Elinor Nugent, Susan LaRocco
Dimensions of Critical Care Nursing: DCCN 2014, 33 (4): 226-33

BACKGROUND: Accelerated second-degree programs are designed to provide entry into baccalaureate nursing program for people who have achieved bachelor's degree in another field. These programs were often designed to respond to nursing shortages at local and national levels. Programs commonly use a cohort model and move students through an intensive structure combining classroom and clinical requirement with a 2-year period. The accelerated second-degree nursing program, Accelerated Entry Level to Nursing program at our small liberal arts college, was considered to be successful. The program had excellent graduation rates and National Council Licensure Examination for Registered Nurses pass rates, indicating that the program was preparing the graduate to thrive in the practice setting. The program had been in existence for more than 7 years, with highly competitive admissions and high student satisfaction.

OBJECTIVE/AIM: The objective of this study was to provide a quality improvement assessment process to capture quantitative and qualitative information about the graduates. This information would be used to inform our own nursing education department and would provide metrics and information for nurse leaders regarding the rigor of these programs and the potential of graduates.

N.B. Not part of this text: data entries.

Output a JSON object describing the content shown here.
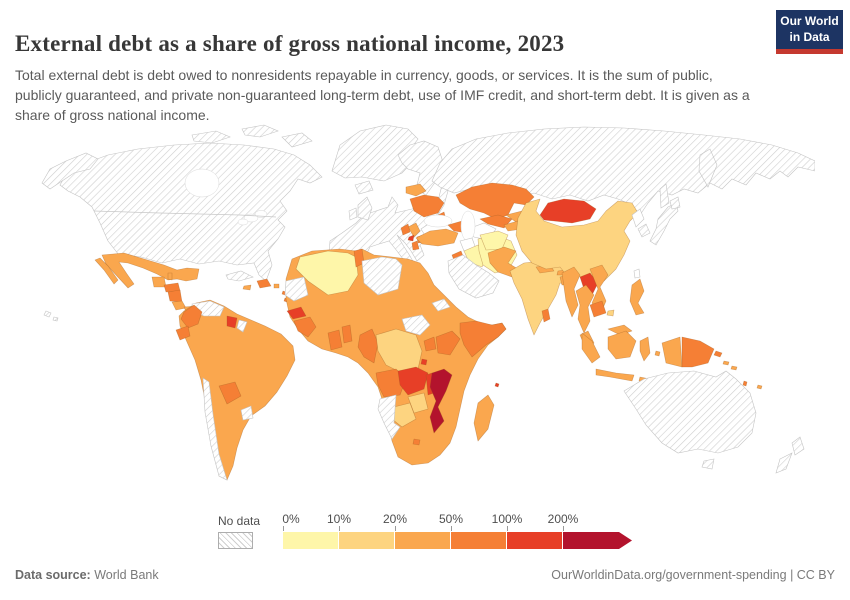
{
  "header": {
    "title": "External debt as a share of gross national income, 2023",
    "logo": {
      "line1": "Our World",
      "line2": "in Data",
      "bg_color": "#1d3463",
      "accent_color": "#c5392f"
    }
  },
  "subtitle": "Total external debt is debt owed to nonresidents repayable in currency, goods, or services. It is the sum of public, publicly guaranteed, and private non-guaranteed long-term debt, use of IMF credit, and short-term debt. It is given as a share of gross national income.",
  "legend": {
    "no_data_label": "No data",
    "tick_labels": [
      "0%",
      "10%",
      "20%",
      "50%",
      "100%",
      "200%"
    ],
    "band_order": [
      "b0",
      "b1",
      "b2",
      "b3",
      "b4",
      "b5"
    ],
    "bands": {
      "b0": "#FEF6A9",
      "b1": "#FDD480",
      "b2": "#FAA74E",
      "b3": "#F57F35",
      "b4": "#E73F27",
      "b5": "#B3132D"
    },
    "segment_width": 56,
    "arrow_width": 13
  },
  "footer": {
    "source_label": "Data source:",
    "source_value": "World Bank",
    "credit": "OurWorldinData.org/government-spending | CC BY"
  },
  "chart_data": {
    "type": "choropleth-world-map",
    "title": "External debt as a share of gross national income",
    "year": 2023,
    "unit": "% of gross national income",
    "color_scale": [
      {
        "label": "No data",
        "style": "gray-diagonal-hatch"
      },
      {
        "range": "0-10%",
        "color": "#FEF6A9"
      },
      {
        "range": "10-20%",
        "color": "#FDD480"
      },
      {
        "range": "20-50%",
        "color": "#FAA74E"
      },
      {
        "range": "50-100%",
        "color": "#F57F35"
      },
      {
        "range": "100-200%",
        "color": "#E73F27"
      },
      {
        "range": "200%+",
        "color": "#B3132D"
      }
    ],
    "countries_by_band": {
      "no_data": [
        "United States",
        "Canada",
        "Greenland",
        "Western Europe",
        "Russia",
        "Saudi Arabia",
        "Libya",
        "Western Sahara",
        "Venezuela",
        "Cuba",
        "Chile",
        "Uruguay",
        "French Guiana",
        "Namibia",
        "South Sudan",
        "Eritrea",
        "Japan",
        "South Korea",
        "Australia",
        "New Zealand",
        "Iceland"
      ],
      "0-10%": [
        "Algeria",
        "Iraq",
        "Iran",
        "Afghanistan"
      ],
      "10-20%": [
        "China",
        "India",
        "DR Congo",
        "Zimbabwe",
        "Botswana"
      ],
      "20-50%": [
        "Mexico",
        "Guatemala",
        "Brazil",
        "Peru",
        "Bolivia",
        "Argentina",
        "Morocco",
        "Egypt",
        "Mali",
        "Niger",
        "Chad",
        "Sudan",
        "Nigeria",
        "Ethiopia",
        "Tanzania",
        "South Africa",
        "Madagascar",
        "Turkey",
        "Belarus",
        "Serbia",
        "Pakistan",
        "Nepal",
        "Bangladesh",
        "Myanmar",
        "Thailand",
        "Vietnam",
        "Malaysia",
        "Indonesia",
        "Philippines",
        "Fiji"
      ],
      "50-100%": [
        "Colombia",
        "Ecuador",
        "Paraguay",
        "Honduras",
        "Nicaragua",
        "Dominican Republic",
        "Tunisia",
        "Guinea",
        "Ghana",
        "Cameroon",
        "Angola",
        "Kenya",
        "Uganda",
        "Somalia",
        "Ukraine",
        "Albania",
        "North Macedonia",
        "Georgia",
        "Jordan",
        "Kazakhstan",
        "Uzbekistan",
        "Cambodia",
        "Sri Lanka",
        "Papua New Guinea"
      ],
      "100-200%": [
        "Senegal",
        "Zambia",
        "Malawi",
        "Burundi",
        "Suriname",
        "Montenegro",
        "Mongolia",
        "Laos"
      ],
      "over_200%": [
        "Mozambique"
      ]
    }
  },
  "map": {
    "region_bands": {
      "canada-usa": "no_data",
      "alaska": "no_data",
      "arctic-islands": "no_data",
      "greenland": "no_data",
      "iceland": "no_data",
      "hawaii": "no_data",
      "cuba": "no_data",
      "mexico": "b2",
      "guatemala": "b2",
      "belize": "b2",
      "honduras": "b3",
      "nicaragua": "b3",
      "costa-rica": "b2",
      "panama": "b2",
      "hispaniola": "b3",
      "jamaica": "b2",
      "puerto-rico": "b2",
      "antilles": "b3",
      "south-america": "b2",
      "venezuela": "no_data",
      "colombia": "b3",
      "ecuador": "b3",
      "suriname": "b4",
      "french-guiana": "no_data",
      "paraguay": "b3",
      "uruguay": "no_data",
      "chile": "no_data",
      "europe": "no_data",
      "scandinavia": "no_data",
      "uk": "no_data",
      "ireland": "no_data",
      "ukraine": "b3",
      "belarus": "b2",
      "moldova": "b3",
      "serbia": "b2",
      "bosnia": "b3",
      "montenegro": "b4",
      "albania": "b3",
      "macedonia": "b3",
      "russia": "no_data",
      "kamchatka": "no_data",
      "sakhalin": "no_data",
      "turkey": "b2",
      "caucasus": "b3",
      "syria": "none",
      "jordan": "b3",
      "iraq": "b0",
      "iran": "b0",
      "saudi-peninsula": "no_data",
      "kazakhstan": "b3",
      "turkmenistan": "none",
      "uzbekistan": "b3",
      "kyrgyzstan": "b2",
      "tajikistan": "b2",
      "afghanistan": "b0",
      "pakistan": "b2",
      "india": "b1",
      "nepal": "b2",
      "bhutan": "b2",
      "bangladesh": "b2",
      "sri-lanka": "b3",
      "china": "b1",
      "mongolia": "b4",
      "north-korea": "none",
      "south-korea": "no_data",
      "japan": "no_data",
      "taiwan": "none",
      "hainan": "b1",
      "myanmar": "b2",
      "laos": "b4",
      "vietnam": "b2",
      "thailand": "b2",
      "cambodia": "b3",
      "malaysia": "b2",
      "indonesia": "b2",
      "west-papua": "b2",
      "png": "b3",
      "philippines": "b2",
      "solomon": "b2",
      "vanuatu": "b3",
      "fiji": "b2",
      "new-caledonia": "no_data",
      "australia": "no_data",
      "new-zealand": "no_data",
      "africa": "b2",
      "western-sahara": "no_data",
      "algeria": "b0",
      "tunisia": "b3",
      "libya": "no_data",
      "senegal": "b4",
      "guinea": "b3",
      "ghana": "b3",
      "benin-togo": "b3",
      "cameroon-congo": "b3",
      "drc": "b1",
      "uganda": "b3",
      "kenya": "b3",
      "somalia": "b3",
      "south-sudan": "no_data",
      "eritrea": "no_data",
      "burundi": "b4",
      "angola": "b3",
      "zambia": "b4",
      "mozambique": "b5",
      "zimbabwe": "b1",
      "botswana": "b1",
      "namibia": "no_data",
      "lesotho": "b3",
      "madagascar": "b2",
      "comoros": "b4"
    }
  }
}
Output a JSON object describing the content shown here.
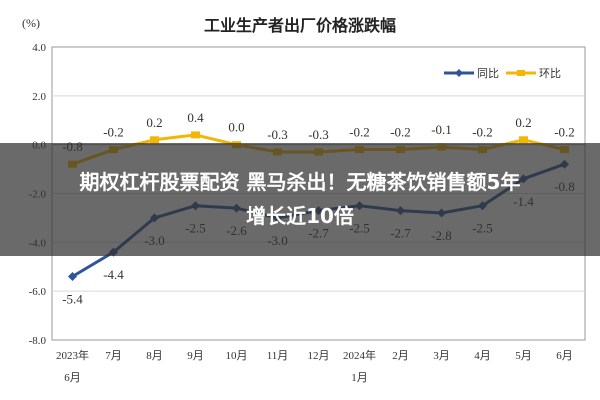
{
  "unit_label": "(%)",
  "chart_data": {
    "type": "line",
    "title": "工业生产者出厂价格涨跌幅",
    "xlabel": "",
    "ylabel": "(%)",
    "ylim": [
      -8.0,
      4.0
    ],
    "yticks": [
      "4.0",
      "2.0",
      "0.0",
      "-2.0",
      "-4.0",
      "-6.0",
      "-8.0"
    ],
    "categories": [
      "2023年6月",
      "7月",
      "8月",
      "9月",
      "10月",
      "11月",
      "12月",
      "2024年1月",
      "2月",
      "3月",
      "4月",
      "5月",
      "6月"
    ],
    "grid": true,
    "legend_position": "top-right",
    "series": [
      {
        "name": "同比",
        "color": "#2f5597",
        "values": [
          -5.4,
          -4.4,
          -3.0,
          -2.5,
          -2.6,
          -3.0,
          -2.7,
          -2.5,
          -2.7,
          -2.8,
          -2.5,
          -1.4,
          -0.8
        ],
        "labels": [
          "-5.4",
          "-4.4",
          "-3.0",
          "-2.5",
          "-2.6",
          "-3.0",
          "-2.7",
          "-2.5",
          "-2.7",
          "-2.8",
          "-2.5",
          "-1.4",
          "-0.8"
        ]
      },
      {
        "name": "环比",
        "color": "#f2b705",
        "values": [
          -0.8,
          -0.2,
          0.2,
          0.4,
          0.0,
          -0.3,
          -0.3,
          -0.2,
          -0.2,
          -0.1,
          -0.2,
          0.2,
          -0.2
        ],
        "labels": [
          "-0.8",
          "-0.2",
          "0.2",
          "0.4",
          "0.0",
          "-0.3",
          "-0.3",
          "-0.2",
          "-0.2",
          "-0.1",
          "-0.2",
          "0.2",
          "-0.2"
        ]
      }
    ]
  },
  "overlay": {
    "headline_line1": "期权杠杆股票配资 黑马杀出！无糖茶饮销售额5年",
    "headline_line2": "增长近10倍"
  }
}
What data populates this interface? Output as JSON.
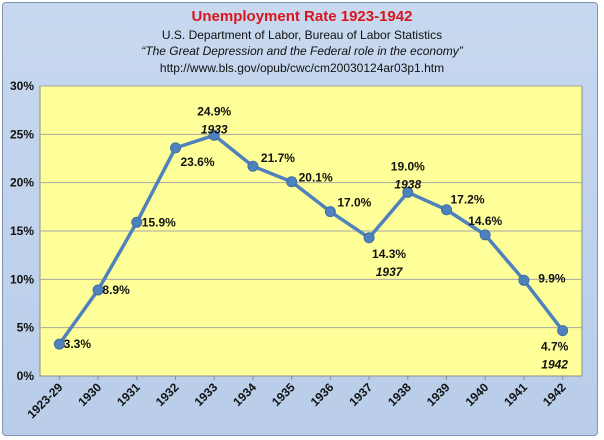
{
  "chart_data": {
    "type": "line",
    "title": "Unemployment Rate 1923-1942",
    "subtitle_lines": [
      "U.S. Department of Labor, Bureau of Labor Statistics",
      "“The Great Depression and the Federal role in the economy”",
      "http://www.bls.gov/opub/cwc/cm20030124ar03p1.htm"
    ],
    "categories": [
      "1923-29",
      "1930",
      "1931",
      "1932",
      "1933",
      "1934",
      "1935",
      "1936",
      "1937",
      "1938",
      "1939",
      "1940",
      "1941",
      "1942"
    ],
    "series": [
      {
        "values": [
          3.3,
          8.9,
          15.9,
          23.6,
          24.9,
          21.7,
          20.1,
          17.0,
          14.3,
          19.0,
          17.2,
          14.6,
          9.9,
          4.7
        ]
      }
    ],
    "data_labels": [
      "3.3%",
      "8.9%",
      "15.9%",
      "23.6%",
      "24.9%",
      "21.7%",
      "20.1%",
      "17.0%",
      "14.3%",
      "19.0%",
      "17.2%",
      "14.6%",
      "9.9%",
      "4.7%"
    ],
    "year_annotations": [
      {
        "index": 4,
        "text": "1933"
      },
      {
        "index": 8,
        "text": "1937"
      },
      {
        "index": 9,
        "text": "1938"
      },
      {
        "index": 13,
        "text": "1942"
      }
    ],
    "y_ticks": [
      "0%",
      "5%",
      "10%",
      "15%",
      "20%",
      "25%",
      "30%"
    ],
    "ylim": [
      0,
      30
    ],
    "grid": true,
    "colors": {
      "line": "#4f81bd",
      "plot_background": "#ffff99",
      "frame_background": "#c6d9f1",
      "title": "#d8161b"
    }
  }
}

DESIGN: Continuous quality improvement is a vital component in nursing education as well as in the clinical setting. With this in mind, a comprehensive review was undertaken by the nursing faculty during the eighth year of the highly successful accelerated nursing program in a small liberal arts college. This quality improvement project was designed to review existing metrics and to collect additional data through survey and focus groups in order to capture experiences of the program graduates.

PARTICIPANTS/SUBJECTS: Graduates of the accelerated program from 2005 to 2011 were included in this study. Faculty who teach in the program participated in focus groups.

RESULTS: From 2005 to 2011, there have been a total of 196 graduates in 8 cohorts; 194 surveys were sent via e-mail to graduates with a return rate of 62 (32%). Regarding overall satisfaction with the program, 75% of the 53 respondents who answered this question were either very satisfied or extremely satisfied. The other 25% were satisfied. No respondents indicated that they were dissatisfied. More than three-fourths of the respondents indicated that the cost of the program was reasonable. Only 11% of the 55 respondents indicated that the clinical time in the program was sufficient. Graduates from 2005 to 2009 (n = 34) are mostly employed at major Boston teaching medical centers in acute and intensive care settings. Programmatic recommendations from the focus groups included offering an optional 100-hour practicum to expose students to more clinical experiences in the acute care settings, increasing the credits for Nursing Care of Older Adults from 1 to 2, and providing academic support for English as second language/minority students. Curricular recommendations included increasing the time allocation for simulations, moving pediatrics to the summer semester, and spreading pharmacology between 2 courses.

CONCLUSION: Program review is an important component of continuous quality improvement in the academic setting. This review provided information that indicated although a program can be highly successful on many parameters, there is always room for improvement. In educating the second-degree student, the nursing profession benefits from the addition of professionals from other disciplines adding professional depth and richness to the profession. In addition, including the voice of the nurse after graduation provided insightful direction for some clinical and curriculum changes.